Many of our favorite songs are spiritual anthems that flow from one generation to another. And while many songs seem to be written to one person in particular ~ others are more like pastoral prayers for “peace, love and understanding” for everyone, as Elvis Costello once sang about. Rolling Stone Magazine even alluded to the songs on an album by Paul Simon as “hymns” proving that you don’t need to be religious to be spiritual; just as you don’t need to be spiritual to be religious.
“The Spirituality of Popular Music” has, in the past seven years, brought many thousands of people, and tens of thousands of dollars that purchased goods and services for people in deep housing, health and food insecurity. It has proved to be a great attraction to people of various faith and non-faith traditions and organizations; as well those who are decidedly and happily not affiliated with any groups. Many people who attend “The Spirituality of Popular Music” never attend church services; and many people who attend church services never attend “The Spirituality of Popular Music.” Some people, however, have indeed become members. Many hundreds more have developed a relationship as friends of the church and of God, however they understand and define God; than would never have happened if there had not been “The Spirituality of Popular Music.”

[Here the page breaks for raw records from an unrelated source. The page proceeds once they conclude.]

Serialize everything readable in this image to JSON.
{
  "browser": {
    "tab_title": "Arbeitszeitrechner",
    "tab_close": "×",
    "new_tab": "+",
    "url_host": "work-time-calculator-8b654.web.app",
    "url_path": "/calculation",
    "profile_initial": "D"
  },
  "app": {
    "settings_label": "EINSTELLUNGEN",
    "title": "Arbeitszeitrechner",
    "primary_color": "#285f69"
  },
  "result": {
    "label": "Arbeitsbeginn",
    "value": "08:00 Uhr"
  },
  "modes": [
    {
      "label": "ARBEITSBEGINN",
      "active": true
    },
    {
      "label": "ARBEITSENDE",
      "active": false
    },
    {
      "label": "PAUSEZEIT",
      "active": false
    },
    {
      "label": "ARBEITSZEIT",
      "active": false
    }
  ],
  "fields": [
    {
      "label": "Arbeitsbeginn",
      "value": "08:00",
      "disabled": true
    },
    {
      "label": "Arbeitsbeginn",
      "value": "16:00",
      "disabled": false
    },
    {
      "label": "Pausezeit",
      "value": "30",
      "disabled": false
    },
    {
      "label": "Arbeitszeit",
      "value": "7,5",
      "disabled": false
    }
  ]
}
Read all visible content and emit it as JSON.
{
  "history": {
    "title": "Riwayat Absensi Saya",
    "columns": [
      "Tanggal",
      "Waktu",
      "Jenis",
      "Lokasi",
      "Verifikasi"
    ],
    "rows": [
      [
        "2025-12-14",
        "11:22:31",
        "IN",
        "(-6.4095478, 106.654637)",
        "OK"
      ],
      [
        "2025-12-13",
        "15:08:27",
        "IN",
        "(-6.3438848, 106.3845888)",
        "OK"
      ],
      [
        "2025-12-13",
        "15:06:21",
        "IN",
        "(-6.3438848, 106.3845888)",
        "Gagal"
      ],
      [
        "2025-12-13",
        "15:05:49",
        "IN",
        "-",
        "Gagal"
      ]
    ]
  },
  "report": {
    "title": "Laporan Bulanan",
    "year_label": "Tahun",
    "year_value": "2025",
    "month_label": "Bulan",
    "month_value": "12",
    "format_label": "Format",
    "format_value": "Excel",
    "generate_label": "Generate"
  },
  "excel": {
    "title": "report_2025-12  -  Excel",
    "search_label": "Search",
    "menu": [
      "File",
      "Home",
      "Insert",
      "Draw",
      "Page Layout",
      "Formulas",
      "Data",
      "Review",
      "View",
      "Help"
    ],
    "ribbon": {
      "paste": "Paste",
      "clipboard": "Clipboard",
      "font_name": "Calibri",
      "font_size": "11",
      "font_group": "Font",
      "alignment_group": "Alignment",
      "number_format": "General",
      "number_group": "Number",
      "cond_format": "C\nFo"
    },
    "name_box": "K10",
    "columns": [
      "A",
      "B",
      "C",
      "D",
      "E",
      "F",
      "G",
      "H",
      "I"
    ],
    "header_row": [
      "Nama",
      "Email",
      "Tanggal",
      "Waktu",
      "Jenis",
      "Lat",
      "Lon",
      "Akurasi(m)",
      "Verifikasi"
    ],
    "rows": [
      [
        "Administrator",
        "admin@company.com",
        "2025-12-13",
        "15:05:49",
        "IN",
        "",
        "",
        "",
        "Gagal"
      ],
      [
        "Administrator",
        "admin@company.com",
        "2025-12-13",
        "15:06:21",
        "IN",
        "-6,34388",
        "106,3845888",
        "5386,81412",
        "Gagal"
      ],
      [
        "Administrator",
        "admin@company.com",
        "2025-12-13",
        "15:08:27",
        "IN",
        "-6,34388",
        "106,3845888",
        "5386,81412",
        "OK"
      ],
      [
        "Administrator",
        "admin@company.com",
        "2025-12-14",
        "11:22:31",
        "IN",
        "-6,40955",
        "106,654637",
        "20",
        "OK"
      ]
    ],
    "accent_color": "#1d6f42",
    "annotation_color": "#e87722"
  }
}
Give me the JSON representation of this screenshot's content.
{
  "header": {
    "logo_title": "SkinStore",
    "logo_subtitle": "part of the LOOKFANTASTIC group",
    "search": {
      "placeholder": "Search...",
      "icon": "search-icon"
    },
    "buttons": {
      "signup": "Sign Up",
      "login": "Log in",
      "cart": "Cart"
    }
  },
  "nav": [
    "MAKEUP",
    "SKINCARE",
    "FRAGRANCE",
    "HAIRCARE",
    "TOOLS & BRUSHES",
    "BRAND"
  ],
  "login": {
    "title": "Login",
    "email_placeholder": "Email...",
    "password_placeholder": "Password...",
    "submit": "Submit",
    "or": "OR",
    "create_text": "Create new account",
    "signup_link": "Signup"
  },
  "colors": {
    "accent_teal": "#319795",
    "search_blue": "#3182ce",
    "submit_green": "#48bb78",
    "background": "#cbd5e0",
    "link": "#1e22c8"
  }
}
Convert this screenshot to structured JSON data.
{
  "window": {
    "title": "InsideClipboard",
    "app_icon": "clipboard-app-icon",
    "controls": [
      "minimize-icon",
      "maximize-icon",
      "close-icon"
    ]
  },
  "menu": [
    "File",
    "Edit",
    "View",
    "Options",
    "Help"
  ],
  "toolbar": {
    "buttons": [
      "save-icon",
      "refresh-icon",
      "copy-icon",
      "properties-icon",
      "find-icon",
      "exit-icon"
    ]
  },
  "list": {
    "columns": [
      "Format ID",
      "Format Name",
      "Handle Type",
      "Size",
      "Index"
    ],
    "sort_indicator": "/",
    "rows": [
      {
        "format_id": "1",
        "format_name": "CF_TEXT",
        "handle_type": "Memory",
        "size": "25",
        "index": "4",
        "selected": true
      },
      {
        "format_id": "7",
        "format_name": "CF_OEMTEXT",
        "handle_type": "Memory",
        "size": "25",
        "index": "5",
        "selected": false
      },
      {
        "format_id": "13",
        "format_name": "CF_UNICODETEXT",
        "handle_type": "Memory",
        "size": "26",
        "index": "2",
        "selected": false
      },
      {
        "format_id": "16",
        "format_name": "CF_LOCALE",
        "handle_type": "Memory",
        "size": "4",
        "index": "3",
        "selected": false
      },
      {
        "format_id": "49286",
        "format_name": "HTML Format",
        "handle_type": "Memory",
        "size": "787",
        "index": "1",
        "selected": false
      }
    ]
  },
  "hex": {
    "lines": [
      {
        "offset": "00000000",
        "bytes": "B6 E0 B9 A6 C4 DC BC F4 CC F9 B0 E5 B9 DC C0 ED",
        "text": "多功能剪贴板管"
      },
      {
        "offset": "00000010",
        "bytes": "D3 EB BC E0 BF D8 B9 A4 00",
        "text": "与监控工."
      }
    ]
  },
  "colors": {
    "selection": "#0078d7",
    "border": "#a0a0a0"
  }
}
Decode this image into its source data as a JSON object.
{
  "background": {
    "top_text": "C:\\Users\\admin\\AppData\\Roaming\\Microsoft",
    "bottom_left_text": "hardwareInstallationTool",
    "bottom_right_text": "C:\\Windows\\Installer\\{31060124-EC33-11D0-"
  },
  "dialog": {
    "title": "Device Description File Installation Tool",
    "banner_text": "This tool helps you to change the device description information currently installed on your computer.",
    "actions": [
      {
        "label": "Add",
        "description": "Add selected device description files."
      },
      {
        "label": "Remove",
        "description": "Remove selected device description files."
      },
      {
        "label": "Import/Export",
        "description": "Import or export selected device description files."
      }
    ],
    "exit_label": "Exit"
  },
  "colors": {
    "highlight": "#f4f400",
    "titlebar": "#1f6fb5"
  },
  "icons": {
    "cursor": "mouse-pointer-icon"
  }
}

People are spiritually hungry, but fearful that the food of faith has been tainted by the church. People who attend this series, held in a church, seem to feel truly safe and welcome. No matter where they are on life’s journey ~ whether they follow Jesus, Yahweh, Allah, booze, sports, shopping, L. Ron Hubbard, Sigmund Freud, the Big Bang, their Higher Power, G.O.D. (Good Orderly Direction), or if they prefer to follow themselves ~ they can rest assured and know that they are truly welcome.
It is my belief that at the core of a spiritual experience, religious discipline or musical encounter… is transformation: a dramatic change in the shape and nature of our attitudes and relationships. Through spirituality, we see hell transformed into help; loneliness transformed into companionship; self-destruction transformed into self-respect; and even addiction transformed into recovery. Through spirituality, we see hope rise like a weightless angel from the crypt of hopelessness. The spirituality triggered in us by music may deliver us to the threshold of change that words, thoughts, attitudes, actions, dogma and doctrines alone may not accomplish.
So far in this ongoing series, we have presented, among others: The Spirituality of Bob Dylan, U2, Prince, David Bowie, Bruce Springsteen, Johnny Cash, Van Morrison, the Beatles, the Beatles’ White Album with Orchestra, Joni Mitchell, and many others. The genres have included “The Spirituality of the Blues; Bluegrass; and Broadway Musicals. The themes we have presented have included The Spirituality of Heaven and The Spirituality of Addiction & Recovery. Next up is The Spirituality of Tom Petty. The artists must be authors as well. Therefore, we do not do the Spirituality of such as Elvis Presley or Judy Collins. We receive suggestions all the time. Do you have one?
As a conclusion, for now at least, I want to suggest you listen to Kanye West’s song Jesus Walks. It is a bit rough, which is one reason I offer it here. You may bristle at the language and the anger. That is the way I feel about some of the Old Testament prophets. But… that’s another story.
Dwight Lee Wolter is the author of three books on forgiveness, and pastor of the Congregational Church of Patchogue.